But he’ll never race again. He’ll never feel the steering wheel in his hands or work the pedals with his feet. He’ll never experience the rush of taking a curve at speed or the satisfaction of crossing the finish line first. That version of him, who lived for the track, died in the crash.
This is what I am now. I can have moments of joy, brief glimpses of something that might look like happiness to an observer. But nothing in my life is the same. The person I was before June 9th died with Caleb. What remains is someone fundamentally different, someone who can do very little of what the previous version of me could do.
There is no returning to that previous version of me. The “normies” don’t understand this. They want healing to mean restoration, a return to factory settings. They want me to race again.
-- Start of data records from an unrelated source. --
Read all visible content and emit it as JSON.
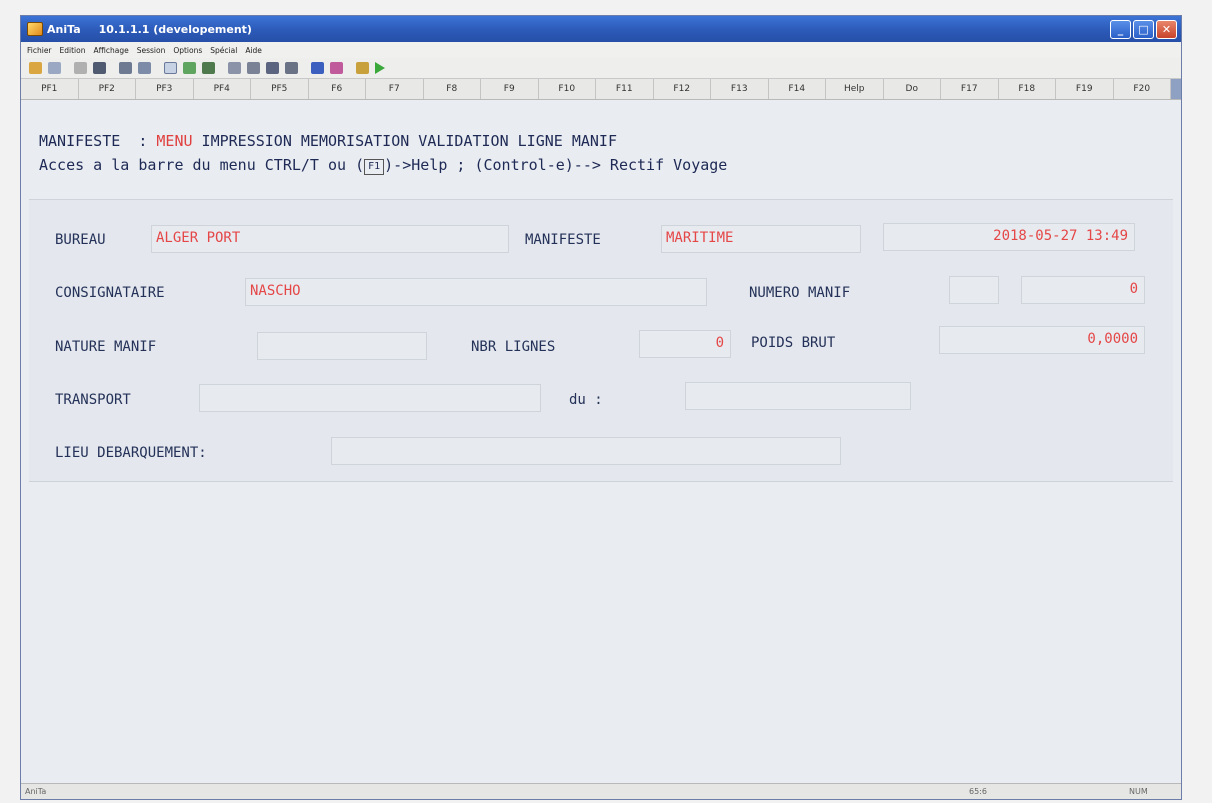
{
  "window": {
    "app_name": "AniTa",
    "version": "10.1.1.1 (developement)",
    "controls": {
      "minimize": "_",
      "maximize": "□",
      "close": "✕"
    }
  },
  "menu": [
    "Fichier",
    "Edition",
    "Affichage",
    "Session",
    "Options",
    "Spécial",
    "Aide"
  ],
  "toolbar_icons": [
    "open-icon",
    "save-icon",
    "cut-icon",
    "copy-icon",
    "print-icon",
    "print-preview-icon",
    "window-icon",
    "run-icon",
    "refresh-icon",
    "list-icon",
    "table-icon",
    "sort-icon",
    "chart-icon",
    "pointer-icon",
    "select-icon",
    "tools-icon",
    "play-icon"
  ],
  "function_keys": [
    "PF1",
    "PF2",
    "PF3",
    "PF4",
    "PF5",
    "F6",
    "F7",
    "F8",
    "F9",
    "F10",
    "F11",
    "F12",
    "F13",
    "F14",
    "Help",
    "Do",
    "F17",
    "F18",
    "F19",
    "F20"
  ],
  "header": {
    "line1_prefix": "MANIFESTE  : ",
    "line1_menu": "MENU",
    "line1_rest": " IMPRESSION MEMORISATION VALIDATION LIGNE MANIF",
    "line2_prefix": "Acces a la barre du menu CTRL/T ou (",
    "line2_key": "F1",
    "line2_rest": ")->Help ; (Control-e)--> Rectif Voyage"
  },
  "form": {
    "bureau_label": "BUREAU",
    "bureau_value": "ALGER PORT",
    "manifeste_label": "MANIFESTE",
    "manifeste_value": "MARITIME",
    "datetime": "2018-05-27 13:49",
    "consignataire_label": "CONSIGNATAIRE",
    "consignataire_value": "NASCHO",
    "numero_label": "NUMERO MANIF",
    "numero_prefix_value": "",
    "numero_value": "0",
    "nature_label": "NATURE MANIF",
    "nature_value": "",
    "nbr_lignes_label": "NBR LIGNES",
    "nbr_lignes_value": "0",
    "poids_label": "POIDS BRUT",
    "poids_value": "0,0000",
    "transport_label": "TRANSPORT",
    "transport_value": "",
    "du_label": "du :",
    "du_value": "",
    "lieu_label": "LIEU DEBARQUEMENT:",
    "lieu_value": ""
  },
  "status": {
    "left": "AniTa",
    "position": "65:6",
    "mode": "NUM"
  }
}
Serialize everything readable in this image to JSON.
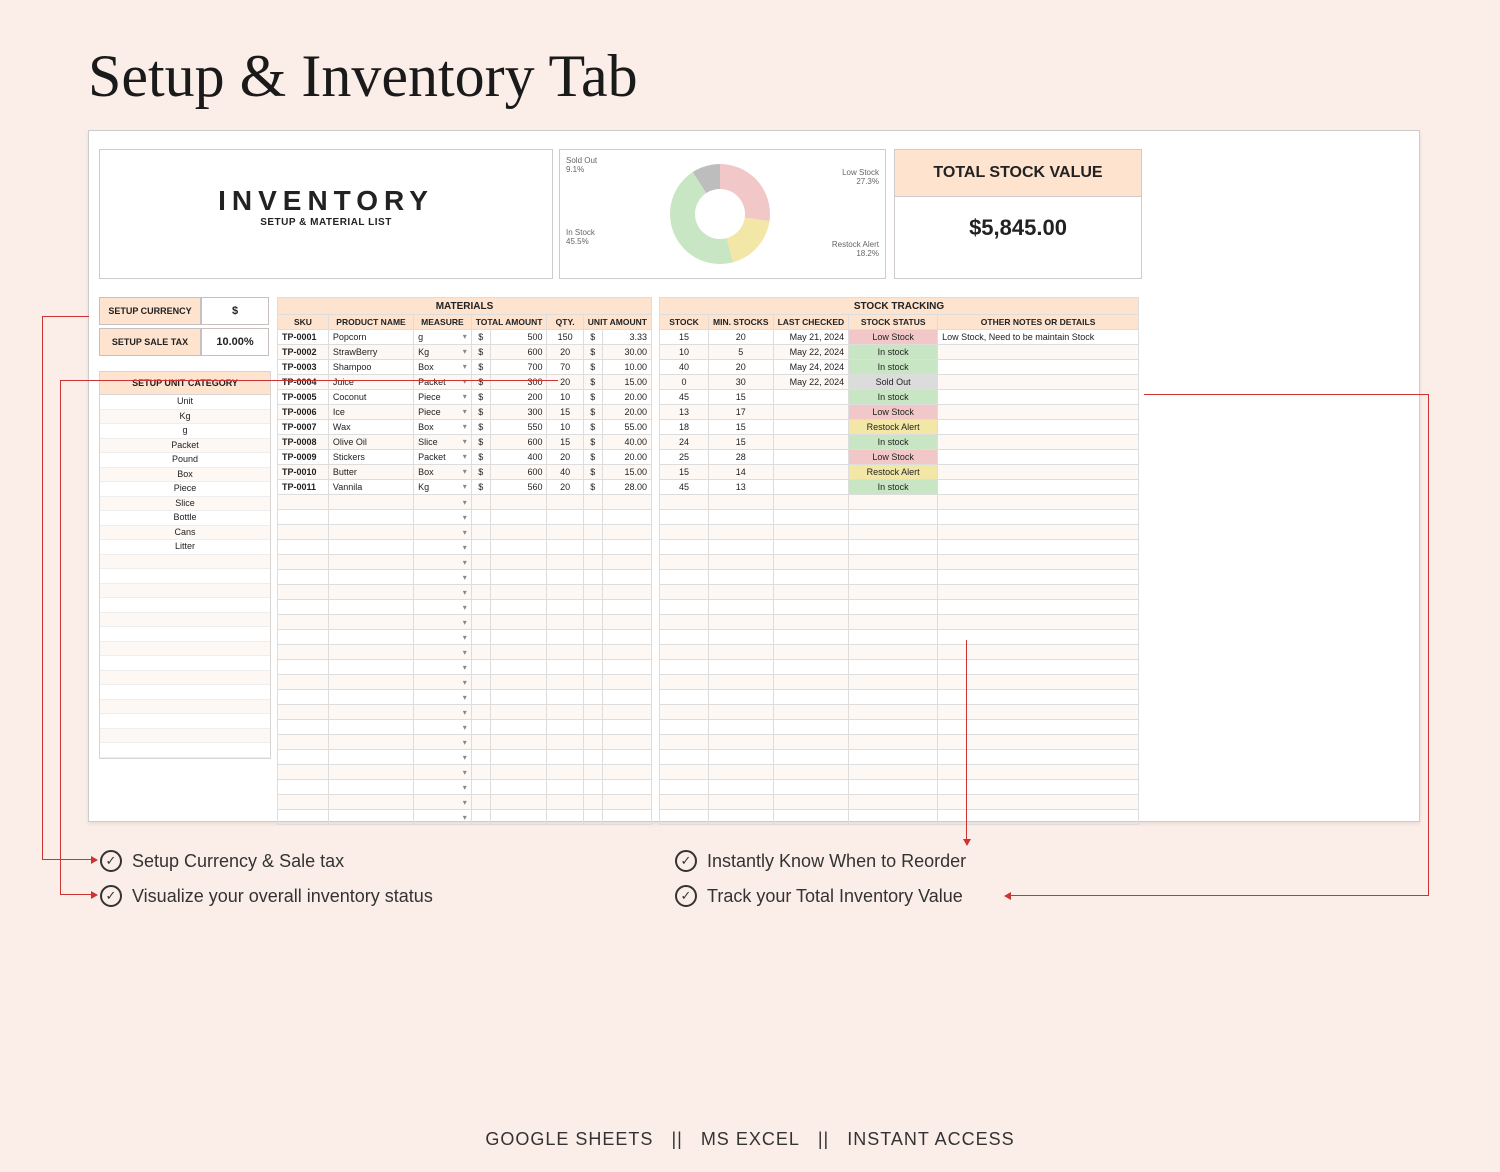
{
  "title": "Setup & Inventory Tab",
  "inventory_header": {
    "big": "INVENTORY",
    "sub": "SETUP & MATERIAL LIST"
  },
  "total_stock": {
    "label": "TOTAL STOCK VALUE",
    "value": "$5,845.00"
  },
  "setup": {
    "currency_label": "SETUP CURRENCY",
    "currency": "$",
    "tax_label": "SETUP SALE TAX",
    "tax": "10.00%"
  },
  "unit_category": {
    "header": "SETUP UNIT CATEGORY",
    "items": [
      "Unit",
      "Kg",
      "g",
      "Packet",
      "Pound",
      "Box",
      "Piece",
      "Slice",
      "Bottle",
      "Cans",
      "Litter"
    ]
  },
  "materials": {
    "section": "MATERIALS",
    "cols": [
      "SKU",
      "PRODUCT NAME",
      "MEASURE",
      "TOTAL AMOUNT",
      "QTY.",
      "UNIT AMOUNT"
    ],
    "rows": [
      {
        "sku": "TP-0001",
        "name": "Popcorn",
        "measure": "g",
        "total": "500",
        "qty": "150",
        "unit": "3.33"
      },
      {
        "sku": "TP-0002",
        "name": "StrawBerry",
        "measure": "Kg",
        "total": "600",
        "qty": "20",
        "unit": "30.00"
      },
      {
        "sku": "TP-0003",
        "name": "Shampoo",
        "measure": "Box",
        "total": "700",
        "qty": "70",
        "unit": "10.00"
      },
      {
        "sku": "TP-0004",
        "name": "Juice",
        "measure": "Packet",
        "total": "300",
        "qty": "20",
        "unit": "15.00"
      },
      {
        "sku": "TP-0005",
        "name": "Coconut",
        "measure": "Piece",
        "total": "200",
        "qty": "10",
        "unit": "20.00"
      },
      {
        "sku": "TP-0006",
        "name": "Ice",
        "measure": "Piece",
        "total": "300",
        "qty": "15",
        "unit": "20.00"
      },
      {
        "sku": "TP-0007",
        "name": "Wax",
        "measure": "Box",
        "total": "550",
        "qty": "10",
        "unit": "55.00"
      },
      {
        "sku": "TP-0008",
        "name": "Olive Oil",
        "measure": "Slice",
        "total": "600",
        "qty": "15",
        "unit": "40.00"
      },
      {
        "sku": "TP-0009",
        "name": "Stickers",
        "measure": "Packet",
        "total": "400",
        "qty": "20",
        "unit": "20.00"
      },
      {
        "sku": "TP-0010",
        "name": "Butter",
        "measure": "Box",
        "total": "600",
        "qty": "40",
        "unit": "15.00"
      },
      {
        "sku": "TP-0011",
        "name": "Vannila",
        "measure": "Kg",
        "total": "560",
        "qty": "20",
        "unit": "28.00"
      }
    ]
  },
  "tracking": {
    "section": "STOCK TRACKING",
    "cols": [
      "STOCK",
      "MIN. STOCKS",
      "LAST CHECKED",
      "STOCK STATUS",
      "OTHER NOTES OR DETAILS"
    ],
    "rows": [
      {
        "stock": "15",
        "min": "20",
        "date": "May 21, 2024",
        "status": "Low Stock",
        "cls": "st-low",
        "note": "Low Stock, Need to be maintain Stock"
      },
      {
        "stock": "10",
        "min": "5",
        "date": "May 22, 2024",
        "status": "In stock",
        "cls": "st-in",
        "note": ""
      },
      {
        "stock": "40",
        "min": "20",
        "date": "May 24, 2024",
        "status": "In stock",
        "cls": "st-in",
        "note": ""
      },
      {
        "stock": "0",
        "min": "30",
        "date": "May 22, 2024",
        "status": "Sold Out",
        "cls": "st-so",
        "note": ""
      },
      {
        "stock": "45",
        "min": "15",
        "date": "",
        "status": "In stock",
        "cls": "st-in",
        "note": ""
      },
      {
        "stock": "13",
        "min": "17",
        "date": "",
        "status": "Low Stock",
        "cls": "st-low",
        "note": ""
      },
      {
        "stock": "18",
        "min": "15",
        "date": "",
        "status": "Restock Alert",
        "cls": "st-re",
        "note": ""
      },
      {
        "stock": "24",
        "min": "15",
        "date": "",
        "status": "In stock",
        "cls": "st-in",
        "note": ""
      },
      {
        "stock": "25",
        "min": "28",
        "date": "",
        "status": "Low Stock",
        "cls": "st-low",
        "note": ""
      },
      {
        "stock": "15",
        "min": "14",
        "date": "",
        "status": "Restock Alert",
        "cls": "st-re",
        "note": ""
      },
      {
        "stock": "45",
        "min": "13",
        "date": "",
        "status": "In stock",
        "cls": "st-in",
        "note": ""
      }
    ]
  },
  "chart_data": {
    "type": "pie",
    "title": "Inventory Status",
    "categories": [
      "Low Stock",
      "Restock Alert",
      "In Stock",
      "Sold Out"
    ],
    "values": [
      27.3,
      18.2,
      45.5,
      9.1
    ],
    "labels": {
      "sold": "Sold Out",
      "sold_pct": "9.1%",
      "low": "Low Stock",
      "low_pct": "27.3%",
      "in": "In Stock",
      "in_pct": "45.5%",
      "re": "Restock Alert",
      "re_pct": "18.2%"
    }
  },
  "annotations": {
    "a1": "Setup Currency & Sale tax",
    "a2": "Visualize your overall inventory status",
    "a3": "Instantly Know When to Reorder",
    "a4": "Track your Total Inventory Value"
  },
  "footer": {
    "gs": "GOOGLE SHEETS",
    "ex": "MS EXCEL",
    "ia": "INSTANT ACCESS",
    "sep": "||"
  },
  "currency_symbol": "$",
  "empty_rows_materials": 22,
  "empty_rows_tracking": 22
}
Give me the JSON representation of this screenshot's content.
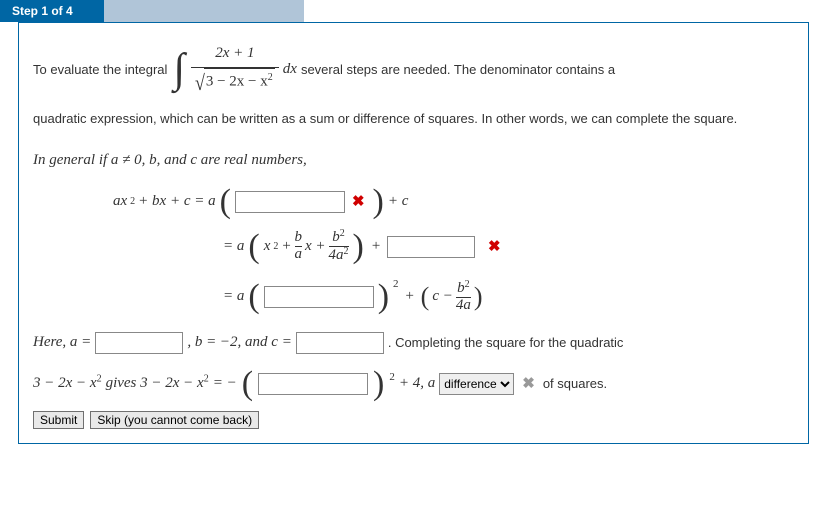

But I can’t even hold the wheel.
So yes, I suppose I am “healed” in the way that broken bones eventually mend, often crooked, always weaker at the break point, never quite the same. I’m alive. I’m breathing without tubes, eating without assistance. The doctors can’t make anything better from here.
This is survival, not healing. This is learning to exist in a body and a life that will never work the way they did before. It’s accepting that some crashes are so devastating that you don’t get to be who you were before.
And maybe that’s okay. Maybe acknowledging the permanence of this transformation, rather than chasing some impossible return to the starting line, is the only honest way forward. I just wish the “normies” could accept that I’m forever changed.